State Sen. John Moorlach is ringing a warning bell regarding California's financial health.
This is the same guy who predicted the Orange County bankruptcy in 1994. At the time, no one was really taking him seriously, and we all know how that turned out.
Fast forward to today. Should we again be listening to this Costa Mesa Republican?
Californians pay the highest rate of personal income tax in the country, yet according to a March 1 article in the San Francisco Chronicle, "More than 1 in 5 Californians live in poverty, the highest rate in the country when you factor in the higher cost of housing and living in the state."
Reading Moorlach's email updates, he's concerned on several fronts. Prison costs and unfunded pension liabilities are among the factors contributing to California's fiscal house of cards.
So I called him last week to chat about his concerns in Sacramento, and to discuss legislation he's planning to bring forward.
Crime is one topic he's hot to talk about after attending a recent budget and fiscal review hearing. At the meeting, reasons for the increase in costs for our prison system were discussed, even though populations have decreased. And Assembly Bill 109 and Propositions 47 and 57 — a bill and two voter-approved referendums, respectively, that allowed early release of inmates — were also touched on.
"I took on the Department of Finance at the beginning of the three hour-plus hearing," Moorlach says, noting that "$1.155 billion of the $2.141 billion in increased costs were due to normal increases in wages and pension contributions."
He says each inmate costs California $70,000 a year, a cost that can be reduced to as low as $29,500 by outsourcing the prison population.
"If they were serious about reducing costs, the answer was sitting right there," he says.
The Senate recently voted to approve three bills related to the Memorandums of Understanding (MOU) between the governor and nearly two-thirds of the state's employees, through their respective bargaining units. Senate Bills 28, 47 and 48 will cost $2.7 billion.

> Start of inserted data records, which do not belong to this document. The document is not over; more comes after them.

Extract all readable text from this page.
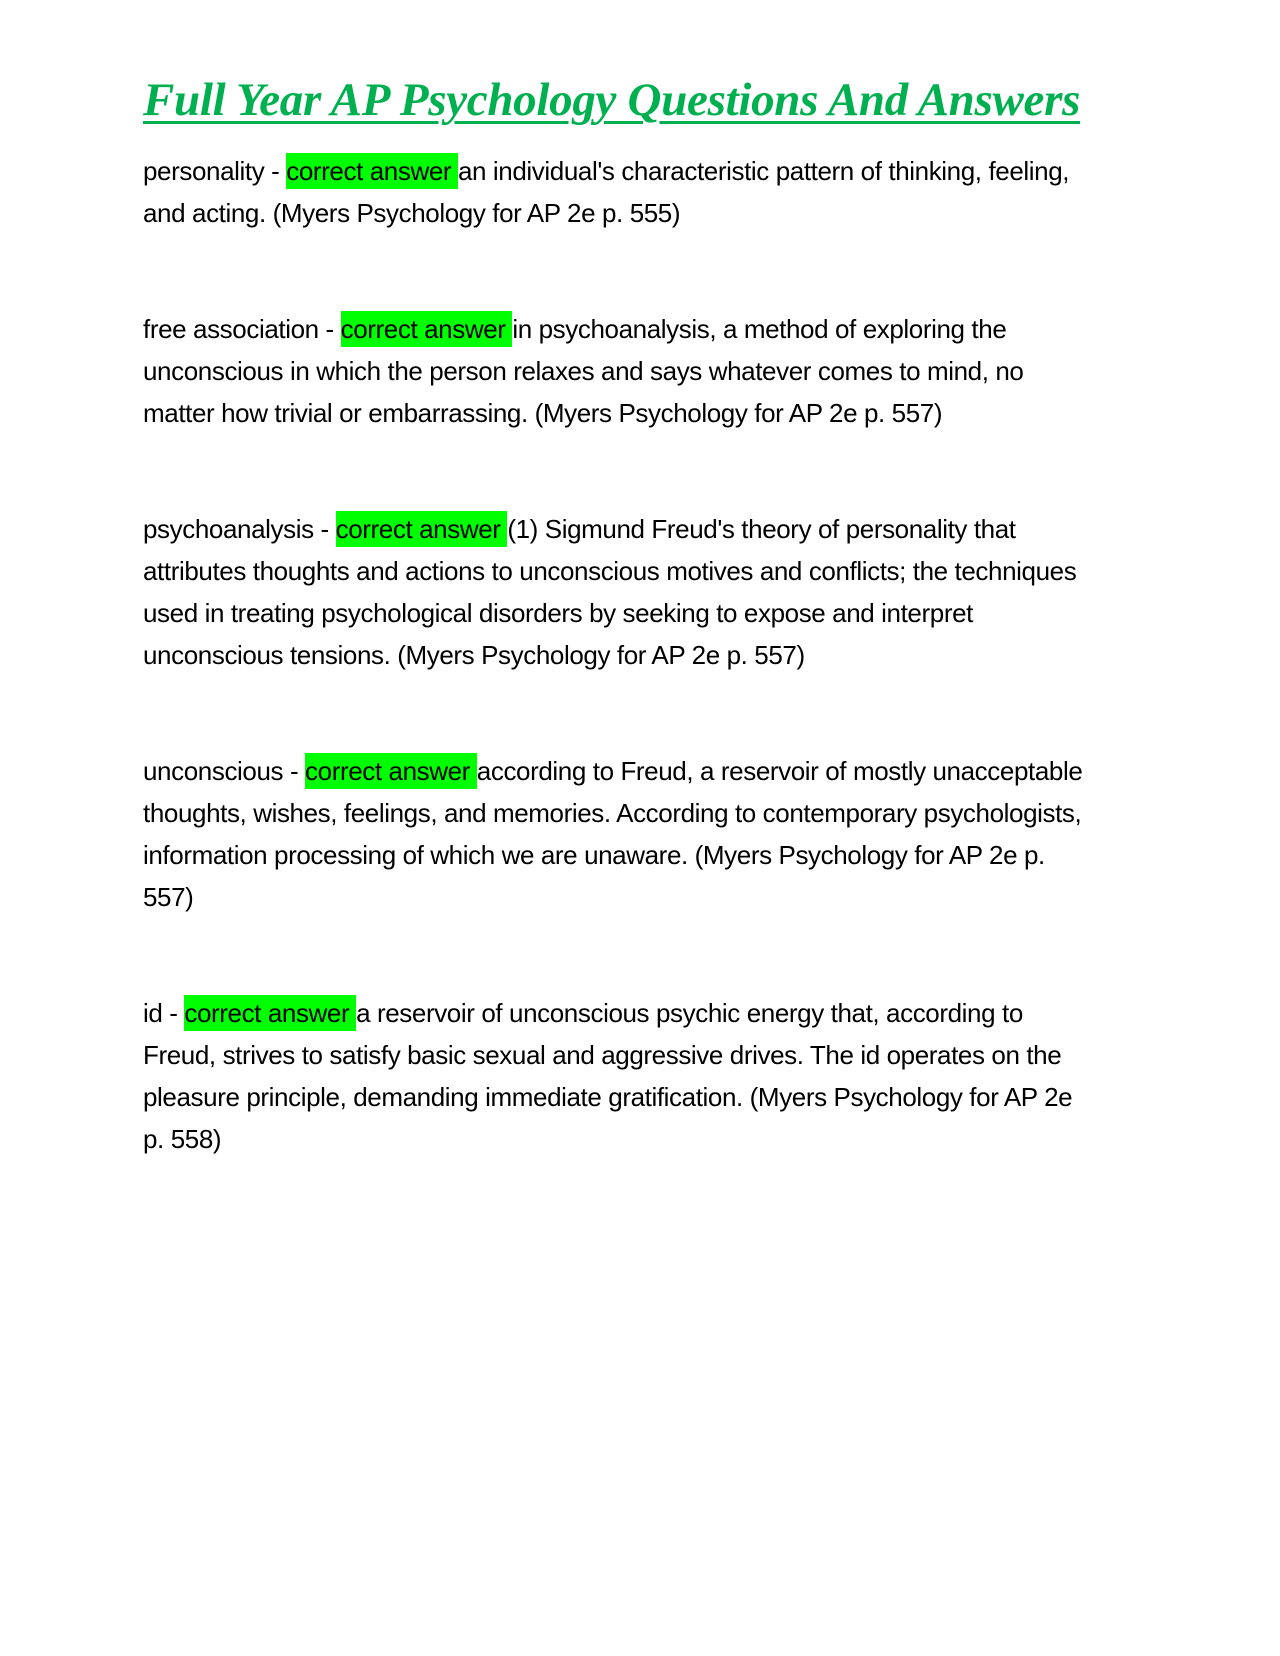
Full Year AP Psychology Questions And Answers

personality - correct answer an individual's characteristic pattern of thinking, feeling, and acting. (Myers Psychology for AP 2e p. 555)

free association - correct answer in psychoanalysis, a method of exploring the unconscious in which the person relaxes and says whatever comes to mind, no matter how trivial or embarrassing. (Myers Psychology for AP 2e p. 557)

psychoanalysis - correct answer (1) Sigmund Freud's theory of personality that attributes thoughts and actions to unconscious motives and conflicts; the techniques used in treating psychological disorders by seeking to expose and interpret unconscious tensions. (Myers Psychology for AP 2e p. 557)

unconscious - correct answer according to Freud, a reservoir of mostly unacceptable thoughts, wishes, feelings, and memories. According to contemporary psychologists, information processing of which we are unaware. (Myers Psychology for AP 2e p. 557)

id - correct answer a reservoir of unconscious psychic energy that, according to Freud, strives to satisfy basic sexual and aggressive drives. The id operates on the pleasure principle, demanding immediate gratification. (Myers Psychology for AP 2e p. 558)
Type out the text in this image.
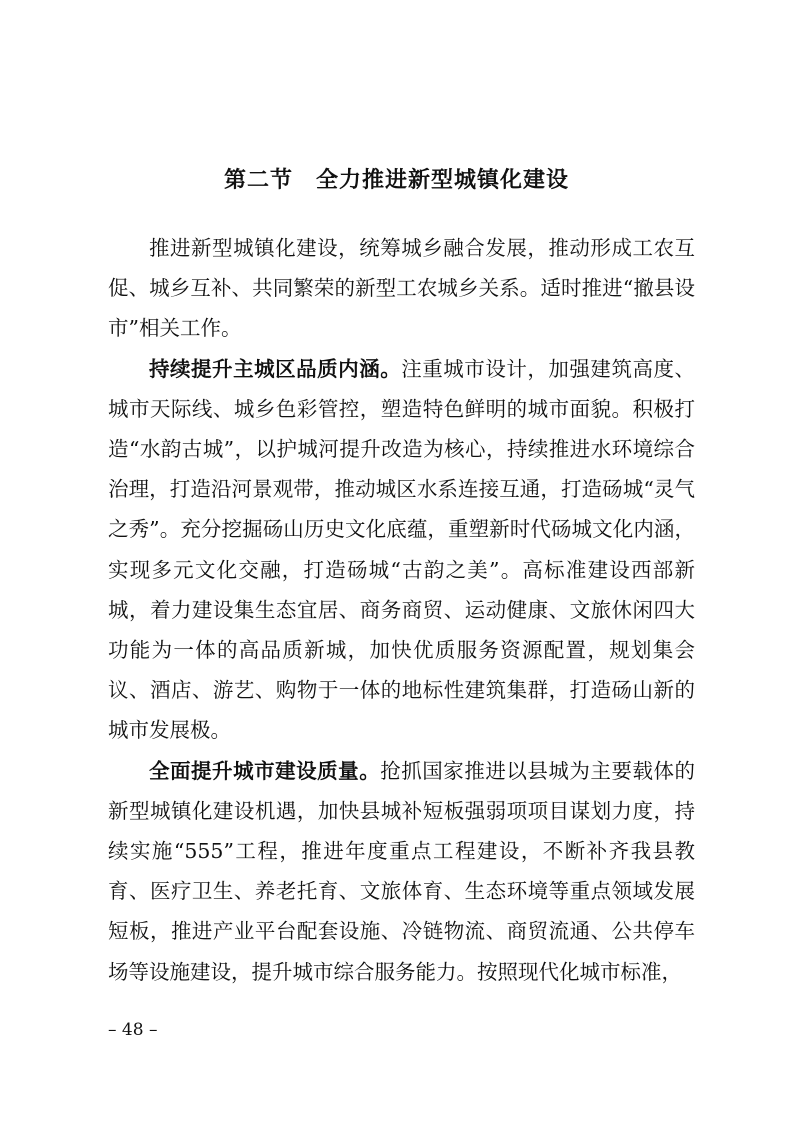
第二节　全力推进新型城镇化建设

推进新型城镇化建设，统筹城乡融合发展，推动形成工农互促、城乡互补、共同繁荣的新型工农城乡关系。适时推进“撤县设市”相关工作。

持续提升主城区品质内涵。注重城市设计，加强建筑高度、城市天际线、城乡色彩管控，塑造特色鲜明的城市面貌。积极打造“水韵古城”，以护城河提升改造为核心，持续推进水环境综合治理，打造沿河景观带，推动城区水系连接互通，打造砀城“灵气之秀”。充分挖掘砀山历史文化底蕴，重塑新时代砀城文化内涵，实现多元文化交融，打造砀城“古韵之美”。高标准建设西部新城，着力建设集生态宜居、商务商贸、运动健康、文旅休闲四大功能为一体的高品质新城，加快优质服务资源配置，规划集会议、酒店、游艺、购物于一体的地标性建筑集群，打造砀山新的城市发展极。

全面提升城市建设质量。抢抓国家推进以县城为主要载体的新型城镇化建设机遇，加快县城补短板强弱项项目谋划力度，持续实施“555”工程，推进年度重点工程建设，不断补齐我县教育、医疗卫生、养老托育、文旅体育、生态环境等重点领域发展短板，推进产业平台配套设施、冷链物流、商贸流通、公共停车场等设施建设，提升城市综合服务能力。按照现代化城市标准，

– 48 –
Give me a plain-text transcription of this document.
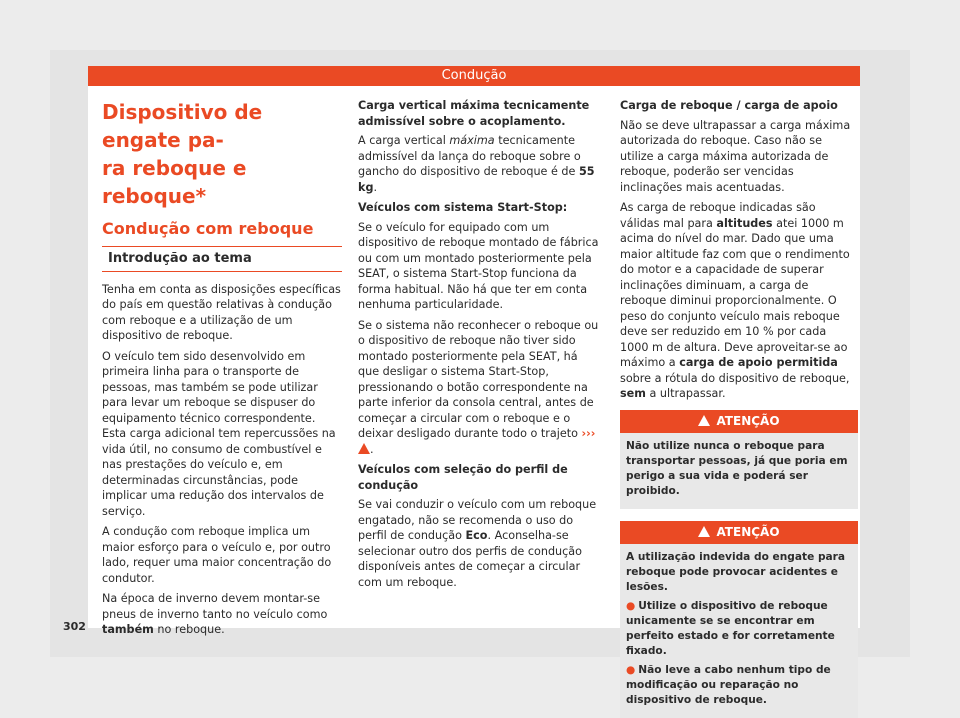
Condução
Dispositivo de engate pa-
ra reboque e reboque*
Condução com reboque
Introdução ao tema

Tenha em conta as disposições específicas do país em questão relativas à condução com reboque e a utilização de um dispositivo de reboque.

O veículo tem sido desenvolvido em primeira linha para o transporte de pessoas, mas também se pode utilizar para levar um reboque se dispuser do equipamento técnico correspondente. Esta carga adicional tem repercussões na vida útil, no consumo de combustível e nas prestações do veículo e, em determinadas circunstâncias, pode implicar uma redução dos intervalos de serviço.

A condução com reboque implica um maior esforço para o veículo e, por outro lado, requer uma maior concentração do condutor.

Na época de inverno devem montar-se pneus de inverno tanto no veículo como também no reboque.

Carga vertical máxima tecnicamente admissível sobre o acoplamento.

A carga vertical máxima tecnicamente admissível da lança do reboque sobre o gancho do dispositivo de reboque é de 55 kg.

Veículos com sistema Start-Stop:

Se o veículo for equipado com um dispositivo de reboque montado de fábrica ou com um montado posteriormente pela SEAT, o sistema Start-Stop funciona da forma habitual. Não há que ter em conta nenhuma particularidade.

Se o sistema não reconhecer o reboque ou o dispositivo de reboque não tiver sido montado posteriormente pela SEAT, há que desligar o sistema Start-Stop, pressionando o botão correspondente na parte inferior da consola central, antes de começar a circular com o reboque e o deixar desligado durante todo o trajeto ››› .

Veículos com seleção do perfil de condução

Se vai conduzir o veículo com um reboque engatado, não se recomenda o uso do perfil de condução Eco. Aconselha-se selecionar outro dos perfis de condução disponíveis antes de começar a circular com um reboque.

Carga de reboque / carga de apoio

Não se deve ultrapassar a carga máxima autorizada do reboque. Caso não se utilize a carga máxima autorizada de reboque, poderão ser vencidas inclinações mais acentuadas.

As carga de reboque indicadas são válidas mal para altitudes atei 1000 m acima do nível do mar. Dado que uma maior altitude faz com que o rendimento do motor e a capacidade de superar inclinações diminuam, a carga de reboque diminui proporcionalmente. O peso do conjunto veículo mais reboque deve ser reduzido em 10 % por cada 1000 m de altura. Deve aproveitar-se ao máximo a carga de apoio permitida sobre a rótula do dispositivo de reboque, sem a ultrapassar.

ATENÇÃO

Não utilize nunca o reboque para transportar pessoas, já que poria em perigo a sua vida e poderá ser proibido.

ATENÇÃO

A utilização indevida do engate para reboque pode provocar acidentes e lesões.

● Utilize o dispositivo de reboque unicamente se se encontrar em perfeito estado e for corretamente fixado.

● Não leve a cabo nenhum tipo de modificação ou reparação no dispositivo de reboque.

302
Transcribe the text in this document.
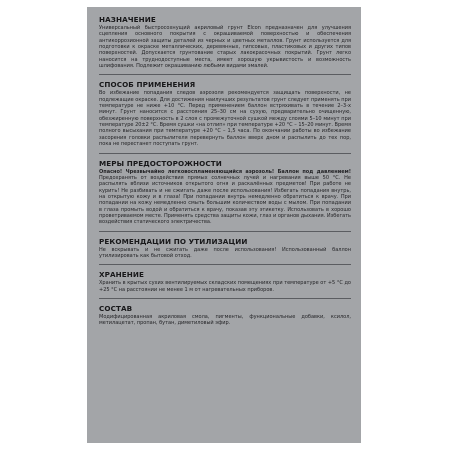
НАЗНАЧЕНИЕ

Универсальный быстросохнущий акриловый грунт Elcon предназначен для улучшения сцепления основного покрытия с окрашиваемой поверхностью и обеспечения антикоррозионной защиты деталей из черных и цветных металлов. Грунт используется для подготовки к окраске металлических, деревянных, гипсовых, пластиковых и других типов поверхностей. Допускается грунтование старых лакокрасочных покрытий. Грунт легко наносится на труднодоступные места, имеет хорошую укрывистость и возможность шлифования. Подлежит окрашиванию любыми видами эмалей.

СПОСОБ ПРИМЕНЕНИЯ

Во избежание попадания следов аэрозоля рекомендуется защищать поверхности, не подлежащие окраске. Для достижения наилучших результатов грунт следует применять при температуре не ниже +10 °С. Перед применением баллон встряхивать в течение 2–3-х минут. Грунт наносится с расстояния 25–30 см на сухую, предварительно очищенную, обезжиренную поверхность в 2 слоя с промежуточной сушкой между слоями 5–10 минут при температуре 20±2 °С. Время сушки «на отлип» при температуре +20 °С – 15–20 минут. Время полного высыхания при температуре +20 °С – 1,5 часа. По окончании работы во избежание засорения головки распылителя перевернуть баллон вверх дном и распылить до тех пор, пока не перестанет поступать грунт.

МЕРЫ ПРЕДОСТОРОЖНОСТИ

Опасно! Чрезвычайно легковоспламеняющийся аэрозоль! Баллон под давлением! Предохранять от воздействия прямых солнечных лучей и нагревания выше 50 °С. Не распылять вблизи источников открытого огня и раскалённых предметов! При работе не курить! Не разбивать и не сжигать даже после использования! Избегать попадания внутрь, на открытую кожу и в глаза! При попадании внутрь немедленно обратиться к врачу. При попадании на кожу немедленно смыть большим количеством воды с мылом. При попадании в глаза промыть водой и обратиться к врачу, показав эту этикетку. Использовать в хорошо проветриваемом месте. Применять средства защиты кожи, глаз и органов дыхания. Избегать воздействия статического электричества.

РЕКОМЕНДАЦИИ ПО УТИЛИЗАЦИИ

Не вскрывать и не сжигать даже после использования! Использованный баллон утилизировать как бытовой отход.

ХРАНЕНИЕ

Хранить в крытых сухих вентилируемых складских помещениях при температуре от +5 °С до +25 °С на расстоянии не менее 1 м от нагревательных приборов.

СОСТАВ

Модифицированная акриловая смола, пигменты, функциональные добавки, ксилол, метилацетат, пропан, бутан, диметиловый эфир.
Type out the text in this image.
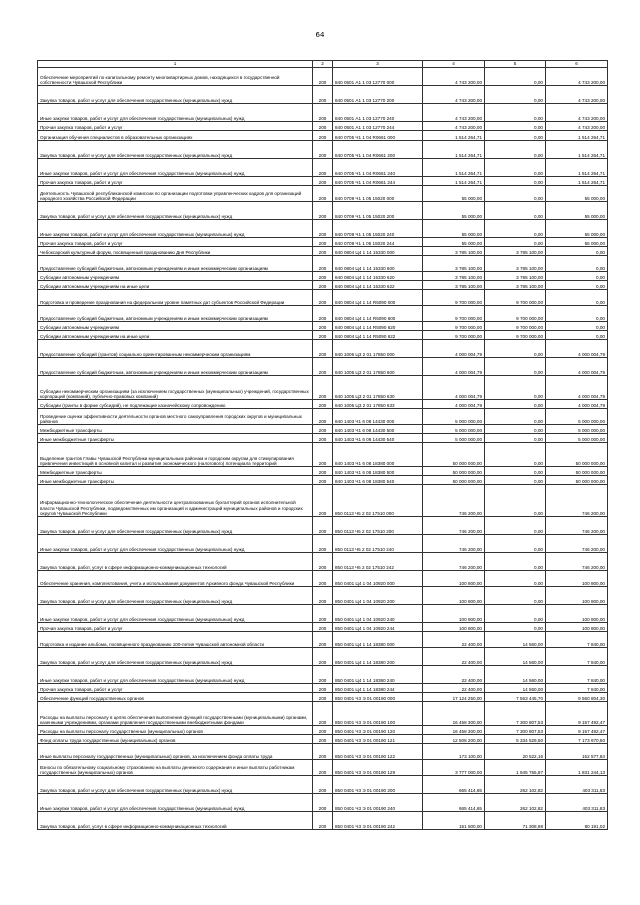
64
1	2	3	4	5	6
Обеспечение мероприятий по капитальному ремонту многоквартирных домов, находящихся в государственной собственности Чувашской Республики	200	840 0501 А1 1 03 12770 000	4 743 200,00	0,00	4 743 200,00
Закупка товаров, работ и услуг для обеспечения государственных (муниципальных) нужд	200	840 0501 А1 1 03 12770 200	4 743 200,00	0,00	4 743 200,00
Иные закупки товаров, работ и услуг для обеспечения государственных (муниципальных) нужд	200	840 0501 А1 1 03 12770 240	4 743 200,00	0,00	4 743 200,00
Прочая закупка товаров, работ и услуг	200	840 0501 А1 1 03 12770 244	4 743 200,00	0,00	4 743 200,00
Организация обучения специалистов в образовательных организациях	200	840 0705 Ч1 1 04 R0661 000	1 514 264,71	0,00	1 514 264,71
Закупка товаров, работ и услуг для обеспечения государственных (муниципальных) нужд	200	840 0705 Ч1 1 04 R0661 200	1 514 264,71	0,00	1 514 264,71
Иные закупки товаров, работ и услуг для обеспечения государственных (муниципальных) нужд	200	840 0705 Ч1 1 04 R0661 240	1 514 264,71	0,00	1 514 264,71
Прочая закупка товаров, работ и услуг	200	840 0705 Ч1 1 04 R0661 244	1 514 264,71	0,00	1 514 264,71
Деятельность Чувашской республиканской комиссии по организации подготовки управленческих кадров для организаций народного хозяйства Российской Федерации	200	840 0709 Ч1 1 05 15020 000	55 000,00	0,00	55 000,00
Закупка товаров, работ и услуг для обеспечения государственных (муниципальных) нужд	200	840 0709 Ч1 1 05 15020 200	55 000,00	0,00	55 000,00
Иные закупки товаров, работ и услуг для обеспечения государственных (муниципальных) нужд	200	840 0709 Ч1 1 05 15020 240	55 000,00	0,00	55 000,00
Прочая закупка товаров, работ и услуг	200	840 0709 Ч1 1 05 15020 244	55 000,00	0,00	55 000,00
Чебоксарский культурный форум, посвященный празднованию Дня Республики	200	840 0804 Ц4 1 14 15330 000	3 785 100,00	3 785 100,00	0,00
Предоставление субсидий бюджетным, автономным учреждениям и иным некоммерческим организациям	200	840 0804 Ц4 1 14 15330 600	3 785 100,00	3 785 100,00	0,00
Субсидии автономным учреждениям	200	840 0804 Ц4 1 14 15330 620	3 785 100,00	3 785 100,00	0,00
Субсидии автономным учреждениям на иные цели	200	840 0804 Ц4 1 14 15330 622	3 785 100,00	3 785 100,00	0,00
Подготовка и проведение празднования на федеральном уровне памятных дат субъектов Российской Федерации	200	840 0804 Ц4 1 14 R5090 000	9 700 000,00	9 700 000,00	0,00
Предоставление субсидий бюджетным, автономным учреждениям и иным некоммерческим организациям	200	840 0804 Ц4 1 14 R5090 600	9 700 000,00	9 700 000,00	0,00
Субсидии автономным учреждениям	200	840 0804 Ц4 1 14 R5090 620	9 700 000,00	9 700 000,00	0,00
Субсидии автономным учреждениям на иные цели	200	840 0804 Ц4 1 14 R5090 622	9 700 000,00	9 700 000,00	0,00
Предоставление субсидий (грантов) социально ориентированным некоммерческим организациям	200	840 1006 Ц3 2 01 17850 000	4 000 004,79	0,00	4 000 004,79
Предоставление субсидий бюджетным, автономным учреждениям и иным некоммерческим организациям	200	840 1006 Ц3 2 01 17850 600	4 000 004,79	0,00	4 000 004,79
Субсидии некоммерческим организациям (за исключением государственных (муниципальных) учреждений, государственных корпораций (компаний), публично-правовых компаний)	200	840 1006 Ц3 2 01 17850 630	4 000 004,79	0,00	4 000 004,79
Субсидии (гранты в форме субсидий), не подлежащие казначейскому сопровождению	200	840 1006 Ц3 2 01 17850 633	4 000 004,79	0,00	4 000 004,79
Проведение оценки эффективности деятельности органов местного самоуправления городских округов и муниципальных районов	200	840 1403 Ч1 6 08 14430 000	5 000 000,00	0,00	5 000 000,00
Межбюджетные трансферты	200	840 1403 Ч1 6 08 14430 500	5 000 000,00	0,00	5 000 000,00
Иные межбюджетные трансферты	200	840 1403 Ч1 6 08 14430 540	5 000 000,00	0,00	5 000 000,00
Выделение грантов Главы Чувашской Республики муниципальным районам и городским округам для стимулирования привлечения инвестиций в основной капитал и развития экономического (налогового) потенциала территорий	200	840 1403 Ч1 6 08 18380 000	50 000 000,00	0,00	50 000 000,00
Межбюджетные трансферты	200	840 1403 Ч1 6 08 18380 500	50 000 000,00	0,00	50 000 000,00
Иные межбюджетные трансферты	200	840 1403 Ч1 6 08 18380 540	50 000 000,00	0,00	50 000 000,00
Информационно-технологическое обеспечение деятельности централизованных бухгалтерий органов исполнительной власти Чувашской Республики, подведомственных им организаций и администраций муниципальных районов и городских округов Чувашской Республики	200	850 0113 Ч5 2 02 17510 000	746 200,00	0,00	746 200,00
Закупка товаров, работ и услуг для обеспечения государственных (муниципальных) нужд	200	850 0113 Ч5 2 02 17510 200	746 200,00	0,00	746 200,00
Иные закупки товаров, работ и услуг для обеспечения государственных (муниципальных) нужд	200	850 0113 Ч5 2 02 17510 240	746 200,00	0,00	746 200,00
Закупка товаров, работ, услуг в сфере информационно-коммуникационных технологий	200	850 0113 Ч5 2 02 17510 242	746 200,00	0,00	746 200,00
Обеспечение хранения, комплектования, учета и использования документов Архивного фонда Чувашской Республики	200	850 0401 Ц4 1 04 10920 000	100 800,00	0,00	100 800,00
Закупка товаров, работ и услуг для обеспечения государственных (муниципальных) нужд	200	850 0401 Ц4 1 04 10920 200	100 800,00	0,00	100 800,00
Иные закупки товаров, работ и услуг для обеспечения государственных (муниципальных) нужд	200	850 0401 Ц4 1 04 10920 240	100 800,00	0,00	100 800,00
Прочая закупка товаров, работ и услуг	200	850 0401 Ц4 1 04 10920 244	100 800,00	0,00	100 800,00
Подготовка и издание альбома, посвященного празднованию 100-летия Чувашской автономной области	200	850 0401 Ц4 1 14 18380 000	22 400,00	14 560,00	7 840,00
Закупка товаров, работ и услуг для обеспечения государственных (муниципальных) нужд	200	850 0401 Ц4 1 14 18380 200	22 400,00	14 560,00	7 840,00
Иные закупки товаров, работ и услуг для обеспечения государственных (муниципальных) нужд	200	850 0401 Ц4 1 14 18380 240	22 400,00	14 560,00	7 840,00
Прочая закупка товаров, работ и услуг	200	850 0401 Ц4 1 14 18380 244	22 400,00	14 560,00	7 840,00
Обеспечение функций государственных органов	200	850 0401 Ч3 Э 01 00190 000	17 124 250,00	7 563 445,70	9 560 804,30
Расходы на выплаты персоналу в целях обеспечения выполнения функций государственными (муниципальными) органами, казенными учреждениями, органами управления государственными внебюджетными фондами	200	850 0401 Ч3 Э 01 00190 100	16 458 300,00	7 300 807,53	9 157 492,47
Расходы на выплаты персоналу государственных (муниципальных) органов	200	850 0401 Ч3 Э 01 00190 120	16 458 300,00	7 300 807,53	9 157 492,47
Фонд оплаты труда государственных (муниципальных) органов	200	850 0401 Ч3 Э 01 00190 121	12 508 200,00	5 334 529,50	7 173 670,50
Иные выплаты персоналу государственных (муниципальных) органов, за исключением фонда оплаты труда	200	850 0401 Ч3 Э 01 00190 122	173 100,00	20 522,16	152 577,84
Взносы по обязательному социальному страхованию на выплаты денежного содержания и иные выплаты работникам государственных (муниципальных) органов	200	850 0401 Ч3 Э 01 00190 129	3 777 000,00	1 945 755,87	1 831 244,13
Закупка товаров, работ и услуг для обеспечения государственных (муниципальных) нужд	200	850 0401 Ч3 Э 01 00190 200	665 414,65	262 102,82	403 311,83
Иные закупки товаров, работ и услуг для обеспечения государственных (муниципальных) нужд	200	850 0401 Ч3 Э 01 00190 240	665 414,65	262 102,82	403 311,83
Закупка товаров, работ, услуг в сфере информационно-коммуникационных технологий	200	850 0401 Ч3 Э 01 00190 242	151 500,00	71 308,98	80 191,02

Moorlach voted against all three.
And one wonders how the state doesn't have enough money to fix roads and dams, but does for paying employees higher benefits?
Moorlach says cities should have more control over their pension funds and wants to propose a plan in which they can exit the California Public Employees' Retirement System (CalPERS) without a huge payout.
Leaving CalPERS is expensive for cities. CalPERS computes a city's pension liability at a 2% to 3% investment-return formula, then the city gets a massive bill that must be paid immediately because the pension system was making contributions based on a 7.5% assumption, Moorlach says.
He's proposing to change that calculation formula.
He's working on a bill that would calculate what a city paid into CalPERS over the years, what it made in investment income and what it paid in retiree benefits. The sum would be paid in full to the respective city to start its own retirement trust fund that meets federal codes, making it responsible for their own pension liability destiny.
Moorlach also explained the day an employee starts with a city they get benefits that cannot be legally reduced.
He wants to introduce a bill that can tier the benefits so they can be changed prospectively.
"We need to give tools to these cities," he says.
Moorlach says residents are starting to realize "unfunded pension liabilities are going to run us over."
Yet in his home town, he says, "it's a crazy move in Costa Mesa to lower pension input."
What he's referring to is a newly approved contract that decreases the amount city employees pay toward their pensions from 17.04% to 12% by year three. The proposed contract is expected to cost taxpayers $5.65 million more over the life of the agreement than the previous one.
Moorlach will most certainly continue to ring this financial warning bell. Let's see if anyone will listen.